Friday, September 2, 2011
Chicken & Squash Curry with Riesling, a Summer of Riesling Pairing
Food and wine pairing is fun to do in an experimental way because you never know what is going to happen and you have to be ready for both success and failure. Luckily a came out on the success side with this pairing for my enjoyment of the 2011 Summer of Riesling.
I included the Kendall Jackson Vintners Reserve 2009 Riesling based on my past experiences with their Grand Reserve Chardonnay and expectations that they produce equally enjoyable Rieslings. That’s a risk in itself, but one that as I alluded to above, I was prepared to be on either side of. As it has been with quite a few of my Summer of Riesling wines, the wine is accessible to many and has a reasonable price point, $11.99 at my local store, making it a solid everyday recommendation.

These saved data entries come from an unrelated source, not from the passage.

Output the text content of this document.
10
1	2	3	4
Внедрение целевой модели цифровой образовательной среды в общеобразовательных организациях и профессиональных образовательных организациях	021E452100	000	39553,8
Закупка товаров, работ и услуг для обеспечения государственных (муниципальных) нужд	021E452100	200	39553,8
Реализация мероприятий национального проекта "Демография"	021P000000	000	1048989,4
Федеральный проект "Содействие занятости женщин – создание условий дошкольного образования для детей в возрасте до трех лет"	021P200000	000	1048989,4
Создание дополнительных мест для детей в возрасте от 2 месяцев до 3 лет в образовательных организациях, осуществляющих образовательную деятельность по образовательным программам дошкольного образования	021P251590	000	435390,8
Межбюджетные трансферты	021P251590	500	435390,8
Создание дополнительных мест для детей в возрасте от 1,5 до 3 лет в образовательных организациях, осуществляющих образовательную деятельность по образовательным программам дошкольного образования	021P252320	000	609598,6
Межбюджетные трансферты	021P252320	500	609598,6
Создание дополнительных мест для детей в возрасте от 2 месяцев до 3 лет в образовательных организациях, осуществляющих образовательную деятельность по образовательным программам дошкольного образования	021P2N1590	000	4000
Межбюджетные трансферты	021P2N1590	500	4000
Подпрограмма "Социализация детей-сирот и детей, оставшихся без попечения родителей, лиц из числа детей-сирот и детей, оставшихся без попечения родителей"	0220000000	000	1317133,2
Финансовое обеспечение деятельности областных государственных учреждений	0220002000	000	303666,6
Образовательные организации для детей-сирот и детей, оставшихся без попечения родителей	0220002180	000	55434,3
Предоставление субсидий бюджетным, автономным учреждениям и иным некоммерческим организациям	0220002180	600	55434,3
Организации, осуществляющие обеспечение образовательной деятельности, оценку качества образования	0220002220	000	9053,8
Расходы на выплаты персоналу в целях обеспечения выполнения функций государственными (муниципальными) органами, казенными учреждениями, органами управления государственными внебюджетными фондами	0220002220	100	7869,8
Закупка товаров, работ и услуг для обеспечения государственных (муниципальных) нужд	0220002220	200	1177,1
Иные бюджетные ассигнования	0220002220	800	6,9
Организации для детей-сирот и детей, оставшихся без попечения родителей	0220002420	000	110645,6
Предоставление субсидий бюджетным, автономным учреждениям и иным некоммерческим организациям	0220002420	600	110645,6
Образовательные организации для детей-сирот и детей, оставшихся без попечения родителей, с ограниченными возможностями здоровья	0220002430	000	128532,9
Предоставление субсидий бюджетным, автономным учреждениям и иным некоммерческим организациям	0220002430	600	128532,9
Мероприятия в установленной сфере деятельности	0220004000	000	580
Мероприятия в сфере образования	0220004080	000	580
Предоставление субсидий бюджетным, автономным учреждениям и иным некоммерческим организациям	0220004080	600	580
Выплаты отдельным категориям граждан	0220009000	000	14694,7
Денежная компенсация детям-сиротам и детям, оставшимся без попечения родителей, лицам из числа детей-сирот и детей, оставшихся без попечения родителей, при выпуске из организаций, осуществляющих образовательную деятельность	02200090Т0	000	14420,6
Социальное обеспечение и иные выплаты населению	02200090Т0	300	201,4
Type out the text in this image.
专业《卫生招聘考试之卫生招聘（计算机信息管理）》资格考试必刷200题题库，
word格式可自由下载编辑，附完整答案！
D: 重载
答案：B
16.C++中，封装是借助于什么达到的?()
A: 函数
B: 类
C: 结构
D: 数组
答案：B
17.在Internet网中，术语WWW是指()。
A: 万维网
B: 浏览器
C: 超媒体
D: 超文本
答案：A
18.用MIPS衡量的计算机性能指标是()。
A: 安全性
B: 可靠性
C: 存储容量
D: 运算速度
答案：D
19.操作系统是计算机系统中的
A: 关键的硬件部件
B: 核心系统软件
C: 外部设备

Kendall Jackson Vintners Reserve 2009 Riesling
Dry stone, apricot and tropical notes in the nose. Very light on the palate, sweet but not very at all. On the palate I picked up citrus flowers and a spicy element that moves back and forth between spices (ginger, cinnamon and the like) and minerality. The finish is smooth and clean. Overall none of the elements of the wine are pushy so a balance is there making it a very approachable wine.

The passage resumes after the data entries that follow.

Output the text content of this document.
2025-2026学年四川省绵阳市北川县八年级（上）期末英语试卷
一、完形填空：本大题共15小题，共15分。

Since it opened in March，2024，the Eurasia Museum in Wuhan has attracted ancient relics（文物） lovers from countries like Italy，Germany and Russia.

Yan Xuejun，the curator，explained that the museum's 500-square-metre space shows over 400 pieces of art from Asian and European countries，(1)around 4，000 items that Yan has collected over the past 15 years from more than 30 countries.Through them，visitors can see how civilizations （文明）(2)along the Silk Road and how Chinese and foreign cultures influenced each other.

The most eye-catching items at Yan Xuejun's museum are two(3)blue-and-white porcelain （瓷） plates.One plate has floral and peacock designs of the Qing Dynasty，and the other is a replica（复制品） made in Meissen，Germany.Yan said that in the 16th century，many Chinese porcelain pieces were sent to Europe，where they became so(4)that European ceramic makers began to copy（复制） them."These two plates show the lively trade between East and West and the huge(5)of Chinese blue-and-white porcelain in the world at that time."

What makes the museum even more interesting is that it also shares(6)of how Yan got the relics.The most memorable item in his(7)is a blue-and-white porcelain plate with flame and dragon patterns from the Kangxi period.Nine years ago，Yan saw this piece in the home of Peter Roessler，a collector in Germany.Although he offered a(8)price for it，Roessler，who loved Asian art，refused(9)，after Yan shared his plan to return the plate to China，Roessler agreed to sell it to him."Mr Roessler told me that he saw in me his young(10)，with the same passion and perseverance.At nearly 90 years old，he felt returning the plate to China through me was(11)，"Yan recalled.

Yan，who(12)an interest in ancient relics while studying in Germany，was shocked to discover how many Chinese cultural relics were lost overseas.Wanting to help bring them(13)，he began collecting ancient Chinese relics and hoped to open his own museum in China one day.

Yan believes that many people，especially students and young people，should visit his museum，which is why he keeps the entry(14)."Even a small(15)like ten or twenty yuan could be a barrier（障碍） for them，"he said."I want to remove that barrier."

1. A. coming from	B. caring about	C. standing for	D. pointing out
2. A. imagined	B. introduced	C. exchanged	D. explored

The wine is not a 100% varietal bottling, and has Chardonnay, Gewurtraminer, Viognier and Muscat Canelli also in the mix. An interesting blend to be sure. KJ doesn’t bottle a straight Riesling which if available would be interesting to contrast with this wine.
The next chance I took was attempting a pairing without having had the wine yet. That’s where the fun comes in. I knew it had some residual sugar so using spices in the dish it would be paired with was the first thing that came to mind.
How about a Chicken & Squash Curry? The Indian spices would offer that zippy vector and the creamy, slightly sweet squash would get a boost from the fruit and sugar in the wine. Here’s the recipe I pulled together from several ideas and some of past experiences with making Indian food at home.
Chicken & Squash Curry
For chicken preparation:
1 lb boneless chicken, cubed
½ tsp ground allspice
1 tsp turmeric
2 tsp olive oil
Dash of salt
Dash of black pepper
For the curry:
1 large white onion, chopped
1 large red pepper, chopped
2 inch piece of ginger, minced
6 garlic cloves, minced
½ jalapeno, minced
4 Tbps butter
½ Orange Buttercup Squash, peeled, cleaned & cubed
1 Tbsp curry powder
2 tsp Garam Masala
1 tsp Thai fish sauce
1 Tbsp lime juice
1 can light coconut milk
4 oz pineapple juice
2 cups vegetable broth
1 Tbsp cornstarch & water to mix
2 Tbsp cilantro paste
6 servings of Basmati rice cooked with water and 2 Tbsp cumin seeds
Heat the olive oil in a small skillet over medium heat. Begin to brown the chicken in the oil. Add the spices and cook until no pink is visible and spices are fragrant. Remove from heat
Melt the butter in a large pot, add the onion, pepper, ginger, and garlic. Sautee until the onions begin to brown. Add the jalapeno, squash, curry powder, Garam Masala, fish sauce, lime juice and toss to coat. Add the coconut milk, pineapple juice and broth. Increase the heat to bring the curry to a boil. Once boiling add the chicken and reduce the heat to med-low and simmer for 20-30 minutes. Some of the liquid will boil off and the curry will begin to thicken. Add the cornstarch and water and increase the heat to continue to thicken it. Cook for another 10 minutes or so. Remove from the heat and mix in the cilantro paste. Serve over the hot rice with Indian flatbread and/or appetizer items like Pakora and Samosa.
The pairing of the curry and the wine really did work. Here’s why. Both the wine and food retained their unique attributes when taken together with neither of them getting smothered by the other. The spices in the curry and the sweetness in the wine were balanced against each other. The amount of black pepper (in the Garam Masala too), use of standard non-spicy curry powder and restraint on the jalapeno produced a mild curry where a good deal of spice came from the ginger. I think the limited residual sugar of the wine found a good home here. The fruit in the wine tasted great up against the meaty flesh of the squash which had gotten soft but wasn’t outright falling apart. The manageable acidity and clean finish of the wine helped with the creamy density in the curry from both the coconut milk and the squash.
A success! I was very happy with this pairing experiment and even if it hadn’t gone well, both the food and the wine have considerable merit on their own so nothing would have been lost in this.
Are you enjoying the Summer of Riesling? If not, consider taking a Riesling for a spin over the Labor Day Weekend. There are so many to choose from and quite a few aren’t the simple plonk that Riesling’s reputation often suggests.